Market Manipulation Cases Struggles Highlighted by Dropped Fraud Accusations

In the world of finance, the line between legal and illegal trading practices can often be blurred, especially when it comes to market manipulation. Recent court decisions and regulatory guidance have highlighted the complexities involved in prosecuting such cases, particularly those involving micro manipulations and open-market manipulations.

Take the case of Mark Johnson, the former head of foreign exchange trading at a large international bank. Convicted of wire fraud and conspiracy to commit wire fraud in 2017 for allegedly manipulating the 3 p.m. fix price for British pounds, Johnson's conviction was overturned by the U.S. Court of Appeals for the Second Circuit in 2023. The court ruled that the "pricing information that went to the core of the deal" was not a traditional property interest[1].

Similarly, in a separate case, trader Avraham Eisenberg was charged with commodities fraud, commodities manipulation, and wire fraud in 2023. The district court granted Eisenberg's Rule 29 motion, overturning the jury verdict and acquitting him of the wire fraud charge and vacating his commodities fraud and commodities manipulation convictions.

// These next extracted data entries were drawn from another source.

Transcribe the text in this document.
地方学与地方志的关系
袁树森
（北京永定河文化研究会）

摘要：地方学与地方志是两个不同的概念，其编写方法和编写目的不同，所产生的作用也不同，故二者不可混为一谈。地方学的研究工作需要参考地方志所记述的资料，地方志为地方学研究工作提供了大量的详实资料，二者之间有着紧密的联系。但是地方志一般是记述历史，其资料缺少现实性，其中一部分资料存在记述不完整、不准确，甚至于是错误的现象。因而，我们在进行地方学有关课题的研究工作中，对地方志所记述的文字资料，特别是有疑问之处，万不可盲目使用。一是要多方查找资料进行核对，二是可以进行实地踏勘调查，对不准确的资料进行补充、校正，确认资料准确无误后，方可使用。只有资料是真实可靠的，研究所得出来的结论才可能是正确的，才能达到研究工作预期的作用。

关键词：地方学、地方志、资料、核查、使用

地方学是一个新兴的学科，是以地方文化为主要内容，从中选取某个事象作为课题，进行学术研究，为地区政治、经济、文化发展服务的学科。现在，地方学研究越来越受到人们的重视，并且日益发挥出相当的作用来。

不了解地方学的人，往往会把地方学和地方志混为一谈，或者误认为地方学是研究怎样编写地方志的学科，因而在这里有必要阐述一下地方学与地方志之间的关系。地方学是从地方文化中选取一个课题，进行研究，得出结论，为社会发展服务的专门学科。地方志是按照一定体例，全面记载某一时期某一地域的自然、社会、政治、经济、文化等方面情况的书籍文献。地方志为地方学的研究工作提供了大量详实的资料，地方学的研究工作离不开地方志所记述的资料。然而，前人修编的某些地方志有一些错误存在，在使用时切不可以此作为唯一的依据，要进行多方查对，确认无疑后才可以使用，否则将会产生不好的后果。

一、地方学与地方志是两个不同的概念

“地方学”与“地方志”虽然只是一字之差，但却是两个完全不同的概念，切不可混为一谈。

The court found that the government had not established a material misrepresentation for the wire fraud charge, as the platform did not have "rules, instructions, or prohibitions about borrowing," no prohibition against manipulation, no formal requirement that a borrower repay, and no requirement to maintain sufficient collateral[1].

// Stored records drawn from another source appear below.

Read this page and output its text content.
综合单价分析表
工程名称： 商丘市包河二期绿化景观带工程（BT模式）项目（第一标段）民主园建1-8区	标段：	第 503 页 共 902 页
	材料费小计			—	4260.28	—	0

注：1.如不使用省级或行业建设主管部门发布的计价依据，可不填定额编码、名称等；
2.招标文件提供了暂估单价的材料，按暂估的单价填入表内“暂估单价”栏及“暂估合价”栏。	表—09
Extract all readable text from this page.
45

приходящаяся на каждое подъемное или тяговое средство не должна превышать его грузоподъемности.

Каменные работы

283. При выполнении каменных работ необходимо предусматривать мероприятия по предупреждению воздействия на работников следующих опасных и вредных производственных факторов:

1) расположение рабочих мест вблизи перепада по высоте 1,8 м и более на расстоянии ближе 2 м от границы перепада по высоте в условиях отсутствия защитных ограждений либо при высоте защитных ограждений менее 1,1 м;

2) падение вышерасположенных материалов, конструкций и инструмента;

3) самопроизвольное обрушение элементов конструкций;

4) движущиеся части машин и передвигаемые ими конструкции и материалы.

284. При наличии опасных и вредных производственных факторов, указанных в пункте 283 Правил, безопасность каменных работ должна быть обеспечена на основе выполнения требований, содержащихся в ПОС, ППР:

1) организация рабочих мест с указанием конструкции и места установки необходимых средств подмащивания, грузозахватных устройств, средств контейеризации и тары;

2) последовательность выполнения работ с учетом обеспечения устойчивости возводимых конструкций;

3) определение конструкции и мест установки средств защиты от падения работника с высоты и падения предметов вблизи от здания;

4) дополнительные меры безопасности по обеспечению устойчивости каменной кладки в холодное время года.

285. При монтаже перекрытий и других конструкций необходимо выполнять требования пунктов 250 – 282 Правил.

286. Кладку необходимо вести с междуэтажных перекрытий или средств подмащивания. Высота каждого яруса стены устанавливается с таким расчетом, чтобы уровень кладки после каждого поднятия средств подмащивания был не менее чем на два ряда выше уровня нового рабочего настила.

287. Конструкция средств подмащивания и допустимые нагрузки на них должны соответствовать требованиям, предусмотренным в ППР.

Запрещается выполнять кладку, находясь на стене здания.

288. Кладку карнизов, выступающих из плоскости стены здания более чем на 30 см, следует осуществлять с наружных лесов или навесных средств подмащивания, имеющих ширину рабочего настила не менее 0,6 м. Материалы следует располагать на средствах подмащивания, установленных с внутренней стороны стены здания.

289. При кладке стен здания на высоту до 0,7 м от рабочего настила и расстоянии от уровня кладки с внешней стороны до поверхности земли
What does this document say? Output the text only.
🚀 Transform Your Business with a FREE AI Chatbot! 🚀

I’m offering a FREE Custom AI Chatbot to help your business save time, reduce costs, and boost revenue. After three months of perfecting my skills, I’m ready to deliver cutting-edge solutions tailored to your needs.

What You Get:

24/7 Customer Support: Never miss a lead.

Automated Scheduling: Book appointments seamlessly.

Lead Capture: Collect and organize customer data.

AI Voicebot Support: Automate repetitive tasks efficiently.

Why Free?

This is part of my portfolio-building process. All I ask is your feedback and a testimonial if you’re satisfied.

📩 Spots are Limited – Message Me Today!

These cases underscore several challenges in prosecuting criminal market manipulation:

  1. Material misrepresentation is hard to prove when platform rules or functionalities allow certain conduct or when intent is ambiguous.
  2. Impact on broader markets versus isolated platform activity complicates the legal framework.
  3. Linking manipulation to criminal intent and resulting harm requires extensive evidence, often involving complex cross-market effects.
  4. Agencies may hesitate to escalate minor or novel manipulations to criminal prosecution, preferring civil enforcement when impact or intent is less clear.

In light of these challenges, regulatory bodies such as the Commodity Futures Trading Commission (CFTC), the Federal Energy Regulatory Commission (FERC), and the Securities and Exchange Commission (SEC) have issued guidance to clarify criteria for referring criminal market manipulation cases to the Department of Justice. The advisory suggests that criminal referrals depend heavily on factors like the market impact of the offense and the defendant’s prior conduct and expertise. This may reduce DOJ referrals for minor or technical infractions and favors civil enforcement instead, illustrating regulatory caution in criminal prosecution of market conduct[5].

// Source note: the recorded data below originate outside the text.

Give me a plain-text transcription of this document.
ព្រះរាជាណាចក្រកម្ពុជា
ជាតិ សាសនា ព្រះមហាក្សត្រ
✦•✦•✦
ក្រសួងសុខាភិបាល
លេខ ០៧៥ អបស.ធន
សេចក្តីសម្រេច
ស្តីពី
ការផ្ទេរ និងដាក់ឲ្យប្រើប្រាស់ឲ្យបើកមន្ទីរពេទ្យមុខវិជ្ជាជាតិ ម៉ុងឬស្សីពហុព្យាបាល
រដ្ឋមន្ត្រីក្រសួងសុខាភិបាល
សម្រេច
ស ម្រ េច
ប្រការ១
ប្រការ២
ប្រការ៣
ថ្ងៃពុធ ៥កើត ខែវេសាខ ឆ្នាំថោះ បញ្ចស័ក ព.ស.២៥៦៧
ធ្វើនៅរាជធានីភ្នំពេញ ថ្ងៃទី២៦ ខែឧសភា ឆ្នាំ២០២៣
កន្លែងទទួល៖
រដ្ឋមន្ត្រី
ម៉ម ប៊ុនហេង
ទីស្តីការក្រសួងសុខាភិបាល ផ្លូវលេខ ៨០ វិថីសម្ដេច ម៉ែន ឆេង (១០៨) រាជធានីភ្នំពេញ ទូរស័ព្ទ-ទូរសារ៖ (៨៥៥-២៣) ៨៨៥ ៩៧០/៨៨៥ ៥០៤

These challenges emphasize why many market manipulation prosecutions struggle to succeed, especially involving micro or open-market manipulations where market dynamics and technological platforms blur the lines of wrongdoing and criminal liability. It is a reminder for both regulators and traders to navigate these complexities with care and precision.

References:

[1] "Courts Overturn Convictions in Market Manipulation Cases", The Wall Street Journal, 2023. [2] "CFTC, FERC, and SEC Issue Joint Advisory on Criminal Market Manipulation", CFTC, 2025. [3] "The Challenges in Prosecuting Market Manipulation: A Closer Look", Financial Times, 2025. [4] "Market Manipulation: The Gray Areas of Financial Regulation", Harvard Law School Forum on Corporate Governance and Financial Regulation, 2025. [5] "Regulatory Guidance on Criminal Market Manipulation: Implications for Enforcement", The National Law Review, 2025.

  1. In the realm of business, the intricacies of technology and its integration with finance and investing make it difficult to prosecute cases of market manipulation, especially when dealing with modern trading platforms that allow certain conduct or have ambiguous intent.
  2. As technology continues to transform the landscape of finance and investing, regulatory bodies like the SEC, CFTC, and FERC are issuing guidance to clarify the criteria for criminal market manipulation, emphasizing the importance of market impact and a defendant's prior conduct and expertise, with a tendency to favor civil enforcement over criminal prosecution in minor or technical infractions.